Venait-il à contretemps ou hors du temps, ce roman à thèse en partie posthume, roman de la résignation, de l'expiation (aux accents maiestriens), de la mémoire légitimiste, de la pathologie nerveuse ? Ce roman de la nuit qui ne dédaigne ni les ressources du secret ni les manières du feuilleton n'a pas suscité de nombreux commentaires et son interprétation demeure aujourd'hui hésitante, pour le genre et controversée pour le sens. En bref, faut-il y croire ou non ?  Les positions sont tranchées, pour le non I. Tournier (Cahier de Fontenay, 1986), ainsi pour le oui, Arlette Michel (A.B. 1990) et Jeannine Guichardet insistait dans son introduction (Pl., VIII, 187-215) sur les ambiguïtés du texte.

L'Envers de l'histoire contemporaine doit beaucoup à son titre : l'oeuvre est plus souvent citée que lue, et sans doute parfois à contresens, puisque l'envers est ici le bien, tout autant que la détresse morale et la misère matérielle, déjà fort présentes à l'endroit. Mais le roman est à contre-siècle, comme on est à contre-jour : au coeur de l'ancien Paris, à l'ombre de la cathédrale, dans l'île de la Cité ( promise aussi chez Zola à un avenir romanesque) l'histoire est arrêtée dans la remémoration du passé.

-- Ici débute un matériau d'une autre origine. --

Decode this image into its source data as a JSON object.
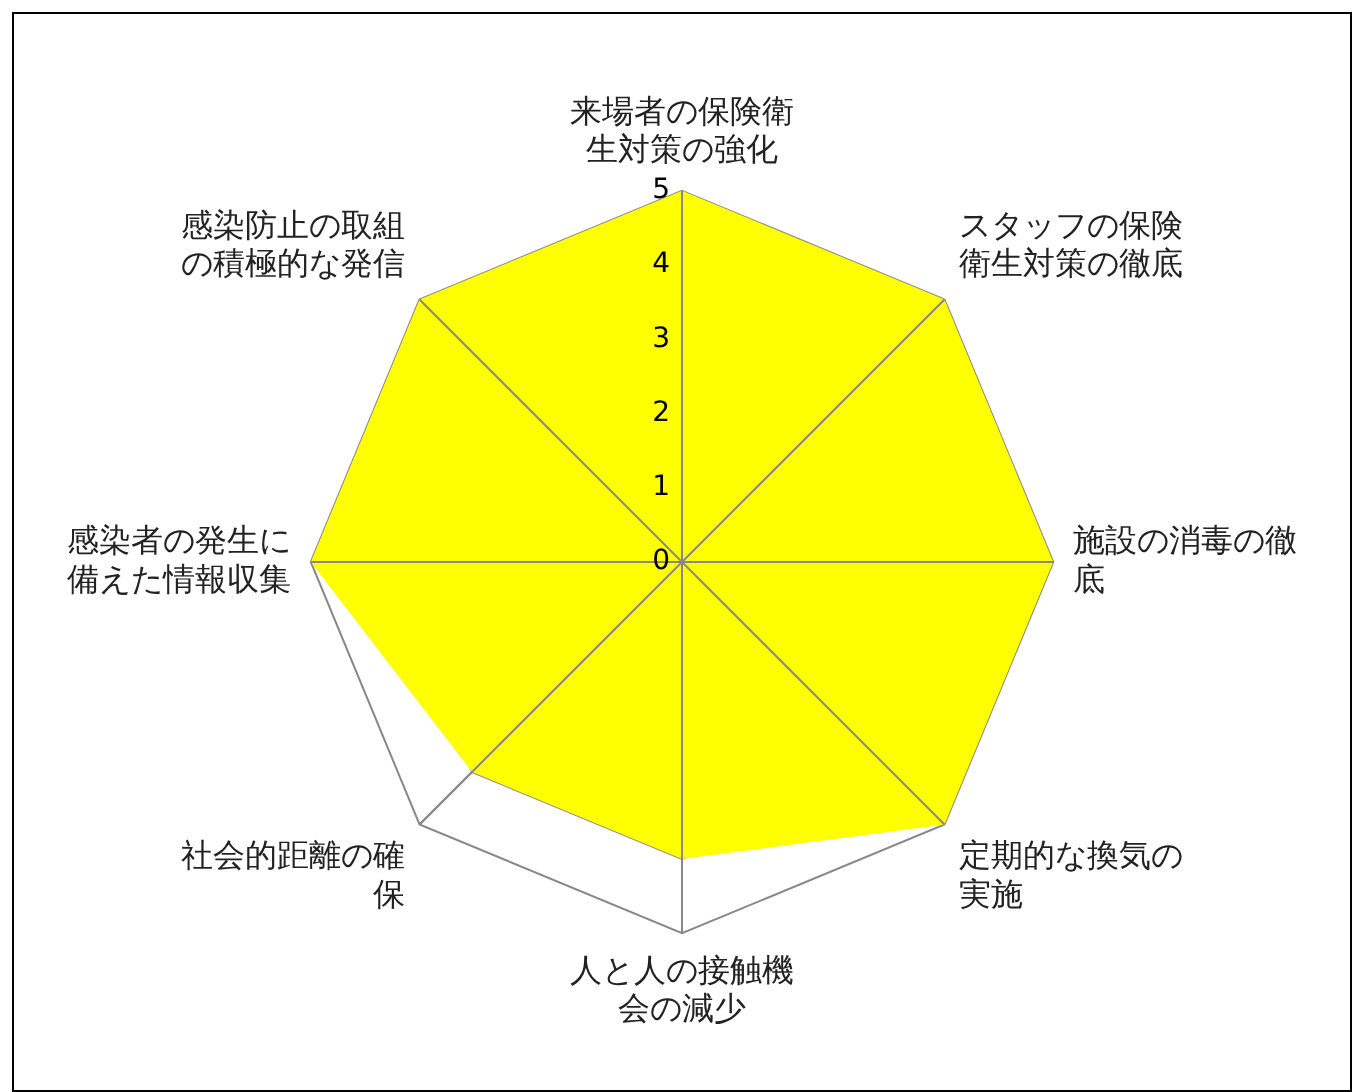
{
  "chart_data": {
    "type": "radar",
    "categories": [
      "来場者の保険衛生対策の強化",
      "スタッフの保険衛生対策の徹底",
      "施設の消毒の徹底",
      "定期的な換気の実施",
      "人と人の接触機会の減少",
      "社会的距離の確保",
      "感染者の発生に備えた情報収集",
      "感染防止の取組の積極的な発信"
    ],
    "series": [
      {
        "color": "#ffff00",
        "values": [
          5,
          5,
          5,
          5,
          4,
          4,
          5,
          5
        ]
      }
    ],
    "ylim": [
      0,
      5
    ],
    "yticks": [
      0,
      1,
      2,
      3,
      4,
      5
    ],
    "grid": true,
    "legend": false
  }
}
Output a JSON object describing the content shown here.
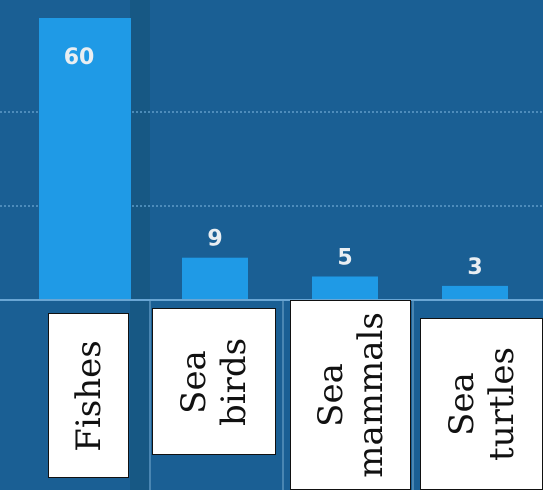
{
  "chart_data": {
    "type": "bar",
    "categories": [
      "Fishes",
      "Sea birds",
      "Sea mammals",
      "Sea turtles"
    ],
    "category_labels": [
      "Fishes",
      "Sea\nbirds",
      "Sea\nmammals",
      "Sea\nturtles"
    ],
    "values": [
      60,
      9,
      5,
      3
    ],
    "value_labels": [
      "60",
      "9",
      "5",
      "3"
    ],
    "title": "",
    "xlabel": "",
    "ylabel": "",
    "ylim": [
      0,
      60
    ],
    "grid": true,
    "legend": "none"
  },
  "colors": {
    "background": "#1a5f94",
    "bar": "#1f9ae6",
    "grid": "#5f9cc8",
    "value_text": "#e9eef2",
    "label_box": "#ffffff",
    "label_text": "#111111"
  }
}
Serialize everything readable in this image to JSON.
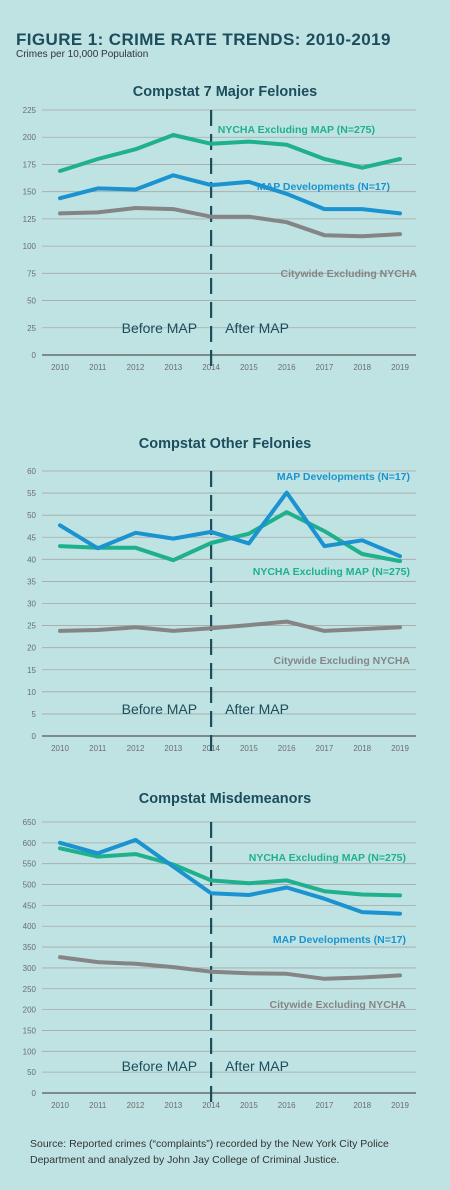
{
  "figure": {
    "title": "FIGURE 1: CRIME RATE TRENDS: 2010-2019",
    "subtitle": "Crimes per 10,000 Population",
    "source": "Source: Reported crimes (“complaints”) recorded by the New York City Police Department and analyzed by John Jay College of Criminal Justice."
  },
  "colors": {
    "nycha": "#1fb08e",
    "map": "#1a93d0",
    "citywide": "#858585",
    "divider": "#1b4d5c",
    "axis": "#6d6d6d",
    "text_dark": "#1b4d5c"
  },
  "chart_data": [
    {
      "type": "line",
      "title": "Compstat 7 Major Felonies",
      "x": [
        2010,
        2011,
        2012,
        2013,
        2014,
        2015,
        2016,
        2017,
        2018,
        2019
      ],
      "ylim": [
        0,
        225
      ],
      "yticks": [
        0,
        25,
        50,
        75,
        100,
        125,
        150,
        175,
        200,
        225
      ],
      "divider_x": 2014,
      "annotations": {
        "before": "Before MAP",
        "after": "After MAP"
      },
      "series": [
        {
          "name": "NYCHA Excluding MAP (N=275)",
          "key": "nycha",
          "values": [
            169,
            180,
            189,
            202,
            194,
            196,
            193,
            180,
            172,
            180
          ]
        },
        {
          "name": "MAP Developments (N=17)",
          "key": "map",
          "values": [
            144,
            153,
            152,
            165,
            156,
            159,
            148,
            134,
            134,
            130
          ]
        },
        {
          "name": "Citywide Excluding NYCHA",
          "key": "citywide",
          "values": [
            130,
            131,
            135,
            134,
            127,
            127,
            122,
            110,
            109,
            111
          ]
        }
      ]
    },
    {
      "type": "line",
      "title": "Compstat Other Felonies",
      "x": [
        2010,
        2011,
        2012,
        2013,
        2014,
        2015,
        2016,
        2017,
        2018,
        2019
      ],
      "ylim": [
        0,
        60
      ],
      "yticks": [
        0,
        5,
        10,
        15,
        20,
        25,
        30,
        35,
        40,
        45,
        50,
        55,
        60
      ],
      "divider_x": 2014,
      "annotations": {
        "before": "Before MAP",
        "after": "After MAP"
      },
      "series": [
        {
          "name": "MAP Developments (N=17)",
          "key": "map",
          "values": [
            47.7,
            42.5,
            46,
            44.7,
            46.2,
            43.6,
            55.1,
            43,
            44.3,
            40.7
          ]
        },
        {
          "name": "NYCHA Excluding MAP (N=275)",
          "key": "nycha",
          "values": [
            43,
            42.6,
            42.6,
            39.8,
            43.7,
            45.8,
            50.7,
            46.4,
            41.2,
            39.6
          ]
        },
        {
          "name": "Citywide Excluding NYCHA",
          "key": "citywide",
          "values": [
            23.8,
            24,
            24.6,
            23.8,
            24.4,
            25.1,
            25.9,
            23.8,
            24.2,
            24.6
          ]
        }
      ]
    },
    {
      "type": "line",
      "title": "Compstat Misdemeanors",
      "x": [
        2010,
        2011,
        2012,
        2013,
        2014,
        2015,
        2016,
        2017,
        2018,
        2019
      ],
      "ylim": [
        0,
        650
      ],
      "yticks": [
        0,
        50,
        100,
        150,
        200,
        250,
        300,
        350,
        400,
        450,
        500,
        550,
        600,
        650
      ],
      "divider_x": 2014,
      "annotations": {
        "before": "Before MAP",
        "after": "After MAP"
      },
      "series": [
        {
          "name": "NYCHA Excluding MAP (N=275)",
          "key": "nycha",
          "values": [
            587,
            567,
            573,
            548,
            510,
            503,
            510,
            484,
            476,
            474
          ]
        },
        {
          "name": "MAP Developments (N=17)",
          "key": "map",
          "values": [
            600,
            575,
            607,
            543,
            479,
            475,
            493,
            466,
            434,
            430
          ]
        },
        {
          "name": "Citywide Excluding NYCHA",
          "key": "citywide",
          "values": [
            326,
            314,
            310,
            302,
            291,
            287,
            286,
            274,
            277,
            282
          ]
        }
      ]
    }
  ]
}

C'est un peu le passé fictif de La Comédie humaine puisque les Chouans sont de retour, et la « ténébreuse affaire » des années impériales. Un Cabinet des Antiques également. On voudrait ne pas voir quelque malice satirique dans l'évocation d'un rituel de la sainteté. Certes l'opposition de la philanthropie et de la charité (comme de la « loi » et des « moeurs ») constitue bien une des idées-forces du roman. Et c'est à un frère de l'Ordre de la Consolation que l'avenir appartient. Est-ce un congé définitif donné à la société, décidément irrécupérable ? Mais écriture sous influence aussi ; on ne peut s'empêcher de penser que Balzac en fait exprès un peu trop, au moins dans la seconde partie, et il est difficile de ne pas soupçonner quelque malice parodique dans la scène finale du pardon, avec ses effets mélodramatiques et son angélisme sulpicien. Reste le cas Vanda, une aubaine pour la psychiatrie, relevant toujours du syndrome de la pensée qui tue, et ici aboie.